How is the p-value calculated here?
This page uses a two-proportion z-test. It builds control and variant conversion rates, calculates a pooled standard error, converts the rate gap into a z-score, and then translates that z-score into a p-value using the selected one-sided or two-sided hypothesis.
When should I use a one-sided test instead of a two-sided test?

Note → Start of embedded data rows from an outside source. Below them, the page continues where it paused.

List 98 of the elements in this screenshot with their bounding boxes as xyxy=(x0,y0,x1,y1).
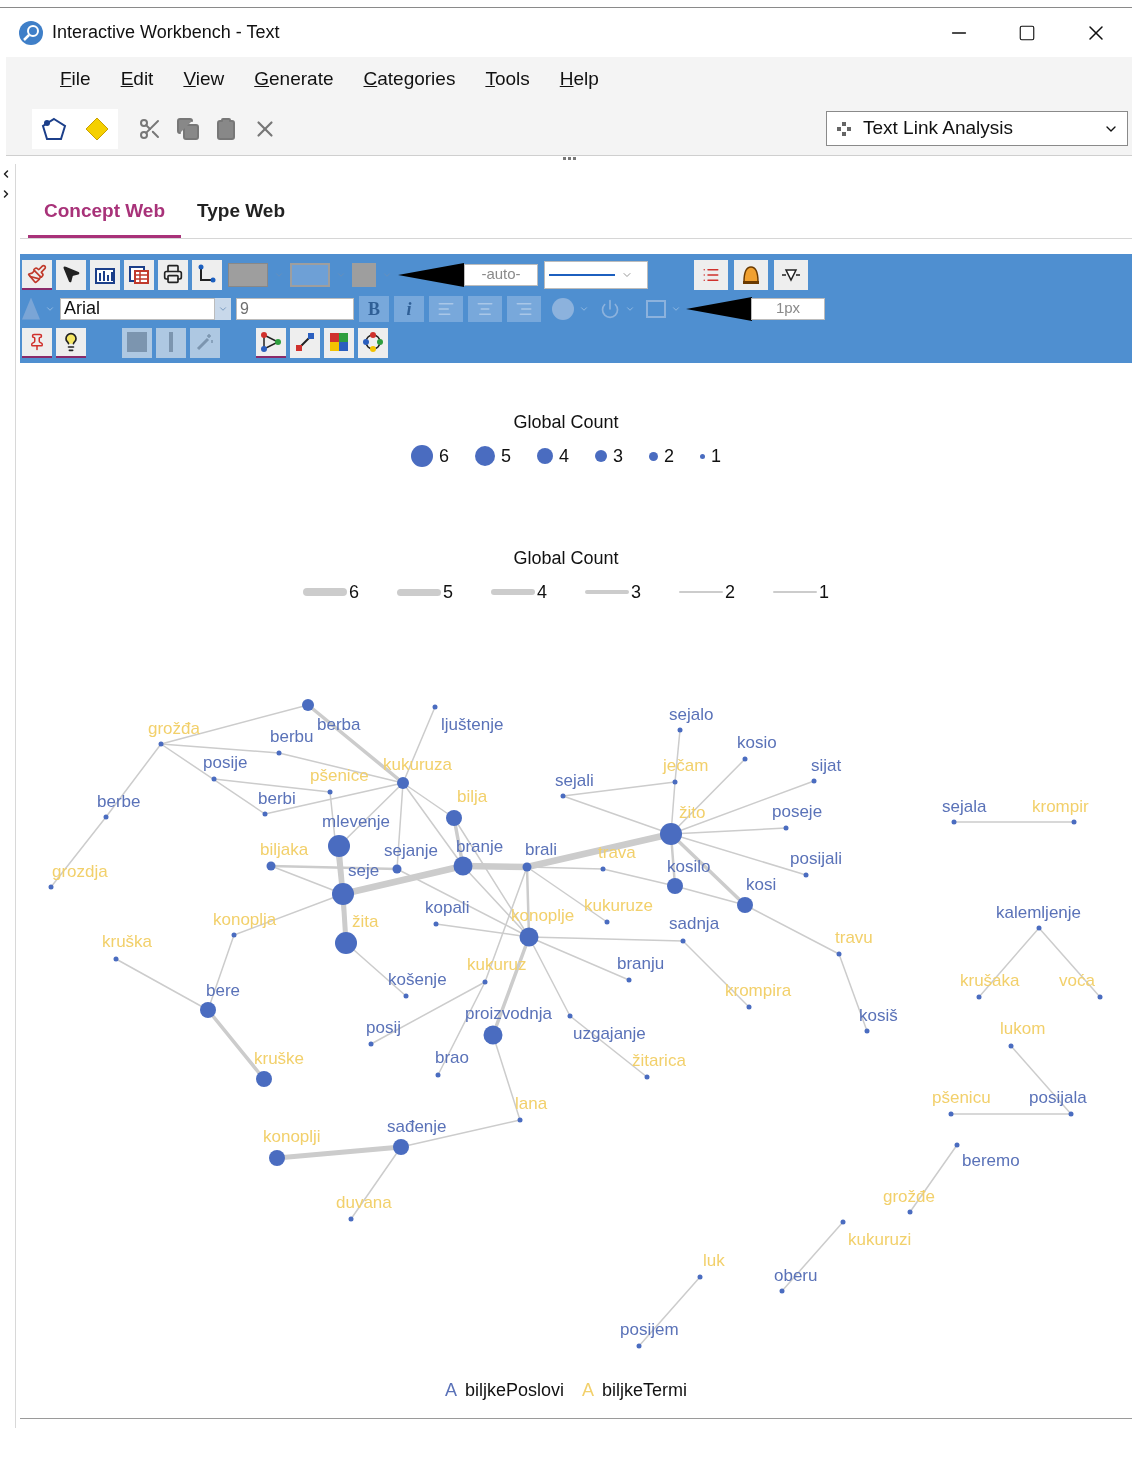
legend-value: 4 xyxy=(559,444,569,468)
node-label: mlevenje xyxy=(322,812,391,832)
menu-item[interactable]: Edit xyxy=(119,65,155,94)
font-field[interactable]: Arial xyxy=(60,297,215,320)
node-label: pšenice xyxy=(310,766,369,786)
legend-value: 2 xyxy=(725,580,736,604)
node-label: kosio xyxy=(737,733,777,753)
node-label: posij xyxy=(366,1018,401,1038)
tab[interactable]: Concept Web xyxy=(28,188,182,238)
node-label: lana xyxy=(515,1094,548,1114)
line-width-field[interactable]: 1px xyxy=(751,297,825,320)
node-label: oberu xyxy=(774,1266,818,1286)
node-label: brao xyxy=(435,1048,470,1068)
node-label: poseje xyxy=(772,802,823,822)
node-label: bere xyxy=(206,981,241,1001)
legend-value: 1 xyxy=(711,444,722,468)
node-label: konoplji xyxy=(263,1127,321,1147)
node-label: posijem xyxy=(620,1320,679,1340)
menu-item[interactable]: Categories xyxy=(362,65,457,94)
node-label: voća xyxy=(1059,971,1095,991)
node-label: bilja xyxy=(457,787,488,807)
category-marker: A xyxy=(582,1378,594,1402)
menu-item[interactable]: File xyxy=(59,65,92,94)
legend-value: 5 xyxy=(442,580,453,604)
node-label: seje xyxy=(348,861,380,881)
legend-title: Global Count xyxy=(513,411,619,433)
legend-value: 3 xyxy=(613,444,623,468)
legend-value: 4 xyxy=(537,580,547,604)
window-title: Interactive Workbench - Text xyxy=(52,21,280,44)
node-label: berba xyxy=(317,715,361,735)
node-label: žita xyxy=(352,912,379,932)
node-label: branje xyxy=(456,837,504,857)
node-label: beremo xyxy=(962,1151,1020,1171)
node-label: posijali xyxy=(790,849,842,869)
node-label: sadnja xyxy=(669,914,720,934)
legend-value: 6 xyxy=(348,580,359,604)
node-label: biljaka xyxy=(260,840,309,860)
node-label: travu xyxy=(835,928,873,948)
node-label: kosi xyxy=(746,875,777,895)
node-label: berbi xyxy=(258,789,296,809)
node-label: kukuruzi xyxy=(848,1230,912,1250)
legend-title: Global Count xyxy=(513,547,619,569)
category-label: biljkePoslovi xyxy=(464,1378,564,1402)
menu-item[interactable]: View xyxy=(182,65,226,94)
node-label: žito xyxy=(679,803,706,823)
node-label: luk xyxy=(703,1251,725,1271)
menu-item[interactable]: Generate xyxy=(253,65,335,94)
node-label: branju xyxy=(617,954,665,974)
node-label: brali xyxy=(525,840,558,860)
node-label: sijat xyxy=(811,756,842,776)
node-label: krompir xyxy=(1032,797,1089,817)
node-label: kalemljenje xyxy=(996,903,1082,923)
view-dropdown[interactable]: Text Link Analysis xyxy=(826,111,1128,146)
node-label: trava xyxy=(598,843,636,863)
tab[interactable]: Type Web xyxy=(181,188,302,238)
node-label: pšenicu xyxy=(932,1088,991,1108)
node-label: krompira xyxy=(725,981,792,1001)
node-label: proizvodnja xyxy=(465,1004,552,1024)
node-label: kukuruz xyxy=(467,955,527,975)
node-label: kukuruze xyxy=(584,896,653,916)
node-label: kruška xyxy=(102,932,153,952)
category-label: biljkeTermi xyxy=(602,1378,688,1402)
node-label: sejala xyxy=(942,797,987,817)
node-label: lukom xyxy=(1000,1019,1046,1039)
node-label: kopali xyxy=(425,898,470,918)
node-label: kruške xyxy=(254,1049,305,1069)
legend-value: 3 xyxy=(631,580,641,604)
legend-value: 6 xyxy=(438,444,449,468)
node-label: sađenje xyxy=(387,1117,447,1137)
node-label: ljuštenje xyxy=(441,715,504,735)
node-label: krušaka xyxy=(960,971,1020,991)
legend-value: 5 xyxy=(500,444,511,468)
node-label: sejanje xyxy=(384,841,438,861)
menu-item[interactable]: Help xyxy=(558,65,600,94)
node-label: ječam xyxy=(663,756,709,776)
node-label: grožđe xyxy=(883,1187,935,1207)
node-label: kosilo xyxy=(667,857,711,877)
node-label: konoplje xyxy=(511,906,575,926)
node-label: kosiš xyxy=(859,1006,898,1026)
node-label: sejali xyxy=(555,771,594,791)
node-label: berbu xyxy=(270,727,314,747)
node-label: košenje xyxy=(388,970,447,990)
node-label: uzgajanje xyxy=(573,1024,646,1044)
node-label: konoplja xyxy=(213,910,277,930)
spacing-field[interactable]: -auto- xyxy=(464,263,538,286)
node-label: berbe xyxy=(97,792,141,812)
node-label: sejalo xyxy=(669,705,714,725)
legend-value: 2 xyxy=(664,444,675,468)
node-label: duvana xyxy=(336,1193,392,1213)
node-label: grozdja xyxy=(52,862,108,882)
category-marker: A xyxy=(444,1378,457,1402)
legend-value: 1 xyxy=(819,580,830,604)
node-label: žitarica xyxy=(632,1051,686,1071)
node-label: grožđa xyxy=(148,719,200,739)
node-label: kukuruza xyxy=(383,755,452,775)
menu-item[interactable]: Tools xyxy=(484,65,531,94)
node-label: posije xyxy=(203,753,248,773)
node-label: posijala xyxy=(1029,1088,1087,1108)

Use a two-sided test when any meaningful difference matters, including downside risk. Use a one-sided test only when you pre-committed to checking one direction, such as “variant is better than control” or “variant is worse than control,” and would not act on the opposite direction.
What does the power estimate tell me?
Observed power is a quick planning signal for how likely the current traffic would be to detect an effect of the size you are seeing now. Low power does not prove there is no effect. It usually means the test needs more traffic or a larger minimum detectable effect.
Does statistical significance guarantee business value?
No. A tiny but statistically significant lift can still be too small to matter after implementation cost, engineering effort, or downstream guardrail impact. Treat significance as an evidence threshold, then pair it with revenue, margin, retention, or operational impact.
Can I use this for survey completions or email clicks?
Yes, as long as the measured event is binary and the two groups are independent. The same proportion test works for signups, click-throughs, opt-ins, submissions, and similar yes-or-no outcomes.
What is not covered by this calculator?
It does not correct for multiple comparisons, sequential peeking, or overlapping users. It is also not the right tool for continuous outcomes such as order value or session duration, where a mean-based test or bootstrap is more appropriate.